Achievable Fairness on Your Data With Utility Guarantees
It addresses the problem of dataset-specific fairness requirements for practitioners, offering a robust auditing framework, though it is incremental as it builds on existing frameworks like YOTO.
The paper tackles the fairness-accuracy trade-off in machine learning by developing a computationally efficient method to approximate dataset-specific trade-off curves with statistical guarantees, showing it reliably quantifies optimal trade-offs and detects suboptimality in state-of-the-art fairness methods across tabular, image, and language datasets.
In machine learning fairness, training models that minimize disparity across different sensitive groups often leads to diminished accuracy, a phenomenon known as the fairness-accuracy trade-off. The severity of this trade-off inherently depends on dataset characteristics such as dataset imbalances or biases and therefore, using a uniform fairness requirement across diverse datasets remains questionable. To address this, we present a computationally efficient approach to approximate the fairness-accuracy trade-off curve tailored to individual datasets, backed by rigorous statistical guarantees.

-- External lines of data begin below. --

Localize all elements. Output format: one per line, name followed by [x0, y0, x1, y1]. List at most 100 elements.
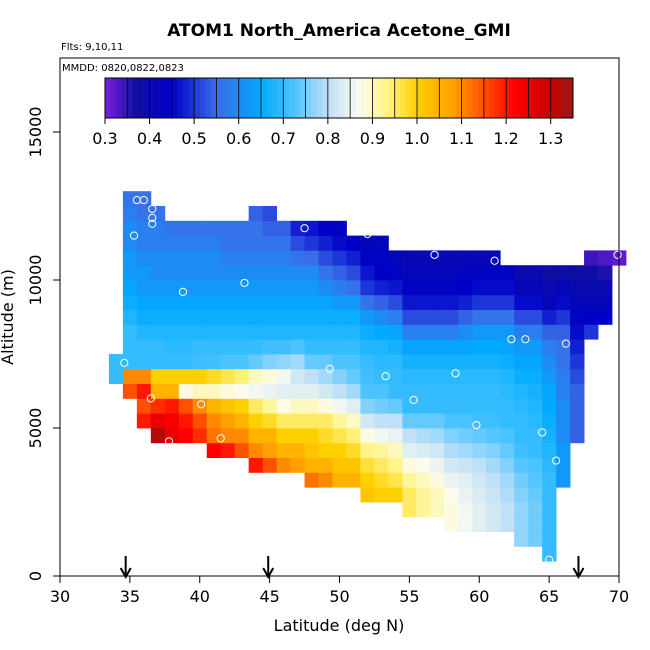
- heatmap-cell: [430, 398, 445, 414]
- heatmap-cell: [486, 457, 501, 473]
- heatmap-cell: [206, 309, 222, 325]
- heatmap-cell: [234, 398, 250, 414]
- heatmap-cell: [374, 472, 389, 488]
- observation-point: [561, 339, 570, 348]
- heatmap-cell: [500, 472, 515, 488]
- heatmap-cell: [556, 442, 571, 458]
- heatmap-cell: [500, 398, 515, 414]
- heatmap-cell: [178, 309, 194, 325]
- heatmap-cell: [122, 309, 138, 325]
- colorbar-segment: [288, 78, 295, 118]
- heatmap-cell: [500, 487, 515, 503]
- colorbar-segment: [316, 78, 323, 118]
- heatmap-cell: [332, 398, 347, 414]
- observation-point: [409, 395, 418, 404]
- heatmap-cell: [542, 265, 557, 281]
- heatmap-cell: [206, 294, 222, 310]
- heatmap-cell: [220, 280, 236, 296]
- colorbar-segment: [450, 78, 457, 118]
- heatmap-cell: [332, 280, 347, 296]
- heatmap-cell: [332, 368, 347, 384]
- colorbar-segment: [177, 78, 184, 118]
- heatmap-cell: [248, 354, 264, 370]
- heatmap-cell: [528, 324, 543, 340]
- heatmap-cell: [150, 428, 166, 444]
- heatmap-cell: [458, 324, 473, 340]
- heatmap-cell: [276, 428, 291, 444]
- heatmap-cell: [514, 442, 529, 458]
- heatmap-cell: [318, 368, 333, 384]
- heatmap-cell: [136, 398, 152, 414]
- heatmap-cell: [472, 457, 487, 473]
- colorbar-segment: [534, 78, 541, 118]
- heatmap-cell: [528, 457, 543, 473]
- heatmap-cell: [458, 516, 473, 532]
- heatmap-cell: [472, 354, 487, 370]
- heatmap-cell: [402, 413, 417, 429]
- x-axis-label: Latitude (deg N): [274, 616, 405, 635]
- heatmap-cell: [542, 280, 557, 296]
- heatmap-cell: [472, 339, 487, 355]
- heatmap-cell: [374, 250, 389, 266]
- colorbar-segment: [339, 78, 346, 118]
- colorbar-segment: [355, 78, 362, 118]
- colorbar-segment: [372, 78, 379, 118]
- heatmap-cell: [262, 354, 278, 370]
- heatmap-cell: [220, 294, 236, 310]
- heatmap-cell: [556, 354, 571, 370]
- observation-point: [538, 428, 547, 437]
- heatmap-cell: [248, 220, 264, 236]
- heatmap-cell: [150, 413, 166, 429]
- heatmap-cell: [388, 398, 403, 414]
- colorbar-segment: [478, 78, 485, 118]
- heatmap-cell: [332, 339, 347, 355]
- colorbar-segment: [311, 78, 318, 118]
- heatmap-cell: [220, 309, 236, 325]
- colorbar-segment: [238, 78, 245, 118]
- heatmap-cell: [164, 428, 180, 444]
- colorbar-segment: [227, 78, 234, 118]
- heatmap-cell: [528, 531, 543, 547]
- heatmap-cell: [430, 294, 445, 310]
- heatmap-cell: [360, 457, 375, 473]
- heatmap-cell: [528, 502, 543, 518]
- heatmap-cell: [430, 280, 445, 296]
- heatmap-cell: [584, 324, 599, 340]
- heatmap-cell: [136, 191, 152, 207]
- heatmap-cell: [220, 339, 236, 355]
- heatmap-cell: [346, 457, 361, 473]
- heatmap-cell: [318, 383, 333, 399]
- heatmap-cell: [150, 383, 166, 399]
- heatmap-cell: [304, 413, 319, 429]
- heatmap-cell: [528, 339, 543, 355]
- heatmap-cell: [388, 428, 403, 444]
- heatmap-cell: [332, 235, 347, 251]
- heatmap-cell: [598, 280, 613, 296]
- heatmap-cell: [304, 442, 319, 458]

By utilizing the You-Only-Train-Once (YOTO) framework, our approach mitigates the computational burden of having to train multiple models when approximating the trade-off curve. Crucially, we introduce a novel methodology for quantifying uncertainty in our estimates, thereby providing practitioners with a robust framework for auditing model fairness while avoiding false conclusions due to estimation errors. Our experiments spanning tabular (e.g., Adult), image (CelebA), and language (Jigsaw) datasets underscore that our approach not only reliably quantifies the optimum achievable trade-offs across various data modalities but also helps detect suboptimality in SOTA fairness methods.